Friday, March 4, 2011

Gains

This week was a week of gains.

I gained a lot of emotional turmoil, from both work and home. I don't feel respected by some of my coworkers in my unit, and am having some issues at home when it comes to dinner. It sounds silly, but it made for a really crappy couple of days.

I also gained a pound. I wasn't expecting it, and certainly didn't deserve it. I did have a couple of days where I did go over my points, but nothing to warrant a weight gain. I am going to go ahead and blame it on my "special time" that decided to start the morning of my weigh-in.

And my other gain, would be my raise. A raise is good, right? But is a 3.6% raise all that great when you're 33% below the midpoint salary for your position. I don't know...I was disappointed. At the end of the year, it'll come out to be about $1200, before taxes. So I'll see, what, maybe half of that. While my raise was mediocre, I had a great review, and it sounds like everyone is pleased with my work ethic.

We're still attempting to see what my job situation is going to be like when I move. As of right now, staying with Wells Fargo almost seems like a dead end. We're still trying, and I now Darrow doesn't want to lose me, but I think he's just trying to convince Wells Fargo as a whole, not to let me go, even if that means finding me a position in the Atlanta office for another producer.

Tuesday, March 1, 2011

Ups and Downs

Life is not always fun and games. Like now for example. I've been having issues with one of my coworkers. Technically we work in the same unit, but I've spent maybe 15-20 minutes total talking to her in person in the last 2 1/2 years we've worked together. She's a crazy cat lady who doesn't shower, or at least doesn't look like it, and half of the time, my pajamas look more professional than what she wears here. She has probably one of the most secluded cubicles in the office, which doesn't help that she's one
of the most solitary people here. She's set in her ways and doesn't listen to any suggestions I have. She's lazy and gives me all of her brainless "clerical" work that she feels is too beneath her to spend her time on. I'm starting to get fed up with being degraded by her day in and day out, through our limited interaction, that I'm starting to include smart-ass remarks in my email replies to her. I just can't stand it.

Things at home aren't much better. My Mom expects us to start cooking dinner if we get home before her, which, I usually do. I don't mind helping, or starting something, but a lot of the food she makes, I don't know how to make. We've told her that all she has to do is call, text or leave a note saying "hey, if you get home first, do this, do that" and I'll do it. But she expects us to be able to know what exactly she wants to have to dinner and what exactly we need to do to prepare it.

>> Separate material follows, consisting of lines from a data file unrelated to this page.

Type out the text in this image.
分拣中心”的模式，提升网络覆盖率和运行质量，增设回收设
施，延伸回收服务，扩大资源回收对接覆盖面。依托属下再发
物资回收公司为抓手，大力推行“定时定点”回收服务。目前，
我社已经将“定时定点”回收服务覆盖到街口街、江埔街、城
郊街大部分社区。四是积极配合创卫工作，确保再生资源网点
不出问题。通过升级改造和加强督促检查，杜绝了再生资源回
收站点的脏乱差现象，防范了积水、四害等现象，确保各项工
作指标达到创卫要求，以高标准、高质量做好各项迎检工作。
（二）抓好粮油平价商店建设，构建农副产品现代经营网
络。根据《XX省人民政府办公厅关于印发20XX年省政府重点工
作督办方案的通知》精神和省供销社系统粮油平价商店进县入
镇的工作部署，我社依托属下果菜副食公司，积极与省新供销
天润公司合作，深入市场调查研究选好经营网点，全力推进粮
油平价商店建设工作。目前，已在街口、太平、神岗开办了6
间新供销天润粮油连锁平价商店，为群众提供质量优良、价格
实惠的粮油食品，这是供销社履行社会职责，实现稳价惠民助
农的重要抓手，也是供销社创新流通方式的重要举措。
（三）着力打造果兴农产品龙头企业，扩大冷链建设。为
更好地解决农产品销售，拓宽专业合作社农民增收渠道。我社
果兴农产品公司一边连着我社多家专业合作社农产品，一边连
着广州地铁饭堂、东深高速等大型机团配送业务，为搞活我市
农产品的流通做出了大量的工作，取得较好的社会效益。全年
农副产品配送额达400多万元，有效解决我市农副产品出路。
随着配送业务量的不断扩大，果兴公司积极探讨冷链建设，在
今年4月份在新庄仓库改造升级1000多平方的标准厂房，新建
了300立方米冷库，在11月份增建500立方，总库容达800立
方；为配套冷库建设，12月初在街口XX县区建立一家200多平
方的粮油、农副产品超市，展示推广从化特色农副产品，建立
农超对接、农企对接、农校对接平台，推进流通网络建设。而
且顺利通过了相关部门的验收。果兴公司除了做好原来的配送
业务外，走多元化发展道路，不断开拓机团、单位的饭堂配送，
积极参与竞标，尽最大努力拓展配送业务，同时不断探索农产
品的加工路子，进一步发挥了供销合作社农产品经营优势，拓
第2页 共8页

Last night my Mom got home, and after a few minutes we get up to go see what we can help with to get dinner ready. As soon as we enter the kitchen my Dad waves us out because apparently my Mom is ALREADY pissed off and has ranted to my Dad. Dad ended up picking up Tacos and while Josh, my Dad and I sat at the table, she sat by herself in the living room. It's ridiculous. Josh and I aren't asking her to cook us dinner - we'd be happy just making a sandwich or a bowl of cereal - but because we aren't mind readers, we get in trouble. It makes me want to just stop having dinners with them all together. It'd save us money on groceries, thats for sure. This last grocery bill was $383 - and thats just dinners and fruits that I'll eat during the day. Josh and I still down our own trips for Milk, Cereal, Bread, and Smart Ones and stuff like that for my lunches. I'm just tired of coming home and having someone pissed off at me for something that is entirely not my fault.

It also sounds like my brothers Divorce is going to be uglier than previously expected. My brother was just planning on them having joint custody of the kids, but it sounds like Cheryl is going to demand full custody, and in return, so would Craig. Cheryl can't support herself, let alone those kids, financially or emotionally. Craig would not only be stuck with paying child support for three kids, but would also be paying alimony to Cheryl because she's been out of work for the past 11 years, and working at Target part time for the past 6 months. Ridiculous.

In other news, the scale is all over the place. I was up almost 3lbs yesterday from Saturday, which - isn't okay (or explainable). I'm still having issues with my "regularity" in that, I'm just not going. I took a pill last night which solved that problem this morning, bringing the scale back down, but I'm still up from what I should be. I'm also expecting a visit from my Aunt Flo any day now which I'm sure doesn't help either, but, its certainly not helping my motivation at all.